The International Society of Urological Pathology (ISUP) grade group (GG) is a classification system derived from the Gleason score. This system stratifies prostate cancer risk based on pathological patterns on histology and plays a key role in treatment planning. However, the often multifocal nature of prostate cancer contributes to discrepancies between biopsy and final radical prostatectomy (RP) histology and limits accuracy of outcome prediction. While both index (highest-grade) and composite (combined ISUP grade of all positive cores) grading approaches are used in clinical practice, it remains unclear which approach better predicts final pathology and patient outcomes.

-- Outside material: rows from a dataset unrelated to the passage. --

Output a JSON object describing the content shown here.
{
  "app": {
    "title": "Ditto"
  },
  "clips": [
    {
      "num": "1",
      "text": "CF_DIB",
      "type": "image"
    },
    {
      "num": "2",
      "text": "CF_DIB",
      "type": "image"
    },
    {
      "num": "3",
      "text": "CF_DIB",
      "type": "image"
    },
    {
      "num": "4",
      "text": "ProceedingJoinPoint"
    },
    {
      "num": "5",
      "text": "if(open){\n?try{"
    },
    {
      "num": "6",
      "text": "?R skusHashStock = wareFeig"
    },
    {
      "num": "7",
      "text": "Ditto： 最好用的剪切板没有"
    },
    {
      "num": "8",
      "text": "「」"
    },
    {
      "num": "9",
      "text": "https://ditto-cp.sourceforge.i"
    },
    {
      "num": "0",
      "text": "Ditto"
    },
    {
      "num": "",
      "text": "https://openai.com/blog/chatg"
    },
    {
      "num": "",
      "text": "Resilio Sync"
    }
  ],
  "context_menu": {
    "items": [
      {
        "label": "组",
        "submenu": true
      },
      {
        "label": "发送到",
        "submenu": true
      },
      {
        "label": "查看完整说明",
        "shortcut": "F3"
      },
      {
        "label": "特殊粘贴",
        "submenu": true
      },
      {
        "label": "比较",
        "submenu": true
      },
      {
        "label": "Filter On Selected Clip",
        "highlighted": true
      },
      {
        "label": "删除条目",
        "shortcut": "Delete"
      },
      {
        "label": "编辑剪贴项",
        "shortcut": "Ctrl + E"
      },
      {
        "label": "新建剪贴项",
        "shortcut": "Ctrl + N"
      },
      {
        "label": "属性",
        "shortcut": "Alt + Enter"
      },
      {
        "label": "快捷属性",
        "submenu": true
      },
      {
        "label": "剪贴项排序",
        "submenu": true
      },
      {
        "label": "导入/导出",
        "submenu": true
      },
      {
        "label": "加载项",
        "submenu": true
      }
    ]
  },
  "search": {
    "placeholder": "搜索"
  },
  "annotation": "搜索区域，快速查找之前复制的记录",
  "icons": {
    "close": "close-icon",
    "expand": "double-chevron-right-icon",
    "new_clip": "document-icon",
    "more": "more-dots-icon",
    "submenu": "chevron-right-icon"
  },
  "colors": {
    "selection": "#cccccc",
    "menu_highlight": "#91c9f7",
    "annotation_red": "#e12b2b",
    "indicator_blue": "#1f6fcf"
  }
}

This study aims to evaluate concordance, upgrading, and downgrading rates of index versus composite GG at biopsy (iGG, cGG) in predicting RP histology and biochemical recurrence (BCR) in clinically localised prostate cancer.

Material and methods:

We performed a retrospective analysis of a prospective cohort of patients who underwent RP for clinically localised prostate cancer (cT1–T3, N0, M0) between 2009 and 2021 at a single institution. Biopsy specimens were assigned both index and composite GG. Concordance with index RP GG, rates of upgrading/downgrading, and BCR were compared between iGG and cGG. Subgroup analyses evaluated predictive value of MRI parameters and biopsy-derived parameters. BCR was defined as PSA >0.2 ng/mL confirmed on repeat testing.

Results:

2084 patients met inclusion criteria. iGG and cGG were concordant in 85% (n=1780) and discordant in 15% (n=304). In biopsy-concordant cases, biopsy GG predicted RP histology with 69.5% concordance; 22.1% were upgraded and 8.4% downgraded. In biopsy-discordant cases, iGG concordance with RP histology was 39.1%, with 10.9% upgraded and 50.5% downgraded. Using cGG in biopsy-discordant cases yielded 41.8% concordance with RP histology, with significantly higher rates of upgrading (53.3%) and fewer downgrades (4.9%). In patients with cGG 2, discordance with iGG was associated with increased BCR risk (HR 2.06, 95% CI 1.09–3.87; p=0.022). We evaluated patients with pre-operative MRIs: PIRADS ≥4, maximum cancer core length ≥6.7 mm, and ≥4 cores sampled from the index lesion region independently predicted iGG concordance with final histology (p<0.01 for all). iGG in patients meeting all three criteria had significantly higher concordance (79.2% vs 41.3%, p<0.01).